Avoir 20 ans à Bamako, et dire non à la France

Les forces armées des Nations unies ont quitté le Mali le 31 décembre 2023. A Bamako, la majorité des Maliens, et surtout les jeunes, soutient le gouvernement militaire de transition malgré une situation économique dramatique. Rencontres

Le Temps – A quelques jours du retrait de la Minusma – la Mission multidimensionnelle intégrée des Nations Unies pour la stabilisation au Mali – l’aéroport Modibo-Keita semblait assoupi. Depuis août, il n’est plus desservi par Air France pour cause de mésentente entre les deux pays. Brussels Airlines a également renoncé à desservir la capitale malienne.

En provenance d’Europe, les vols transitent donc désormais par Istanbul, Addis-Abeba ou Casablanca.

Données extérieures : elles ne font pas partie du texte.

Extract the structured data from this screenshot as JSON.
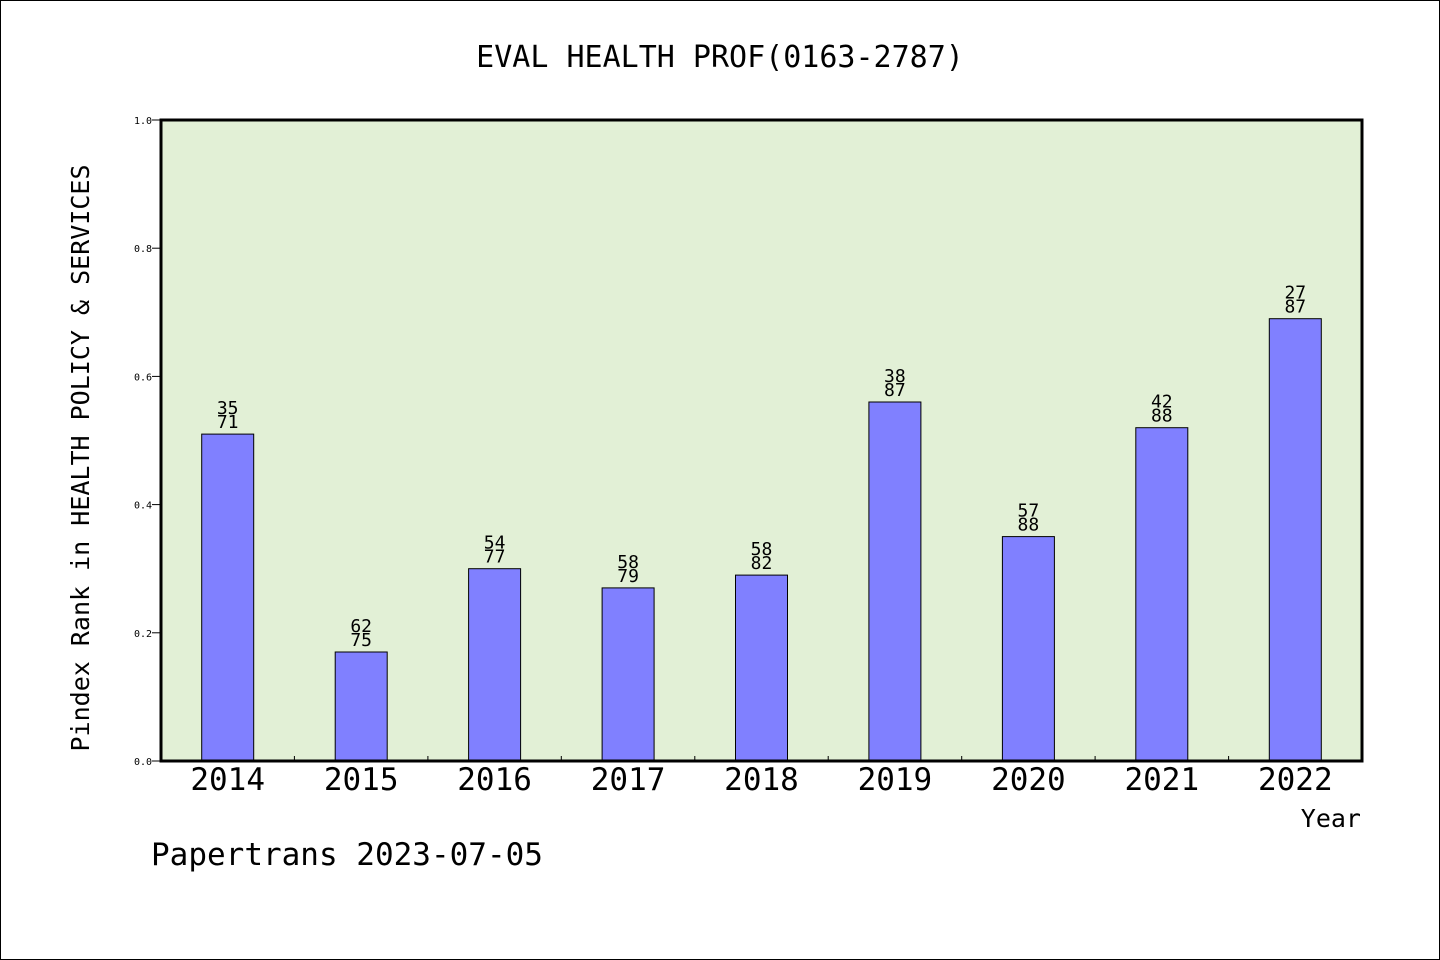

Dans la voiture qui se dirige vers le centre-ville, en passant à côté du quartier général de la Minusma, la radio égrène le décompte des camps qui ferment. Le retrait de la Minusma aura pris six mois, un record. Un an après le retrait des forces françaises, ce repli montre l’ampleur de la perte de confiance envers les Occidentaux face à la crise sécuritaire au Mali.

Dans ce pays sahélien, l’un des plus pauvres au monde mais doté d’un sous-sol extrêmement riche en matières premières, 67% de la population a moins de 24 ans et 47% moins de 15 ans. A chaque carrefour de Bamako, chauffeurs de motos-taxis, agents de change à la criée ou vendeurs de bricoles affichent des mines juvéniles. Si dans le reste du territoire, cette jeunesse constitue le terreau idéal au recrutement des terroristes, à Bamako elle s’est mobilisée pour signifier son ras-le-bol du gouvernement.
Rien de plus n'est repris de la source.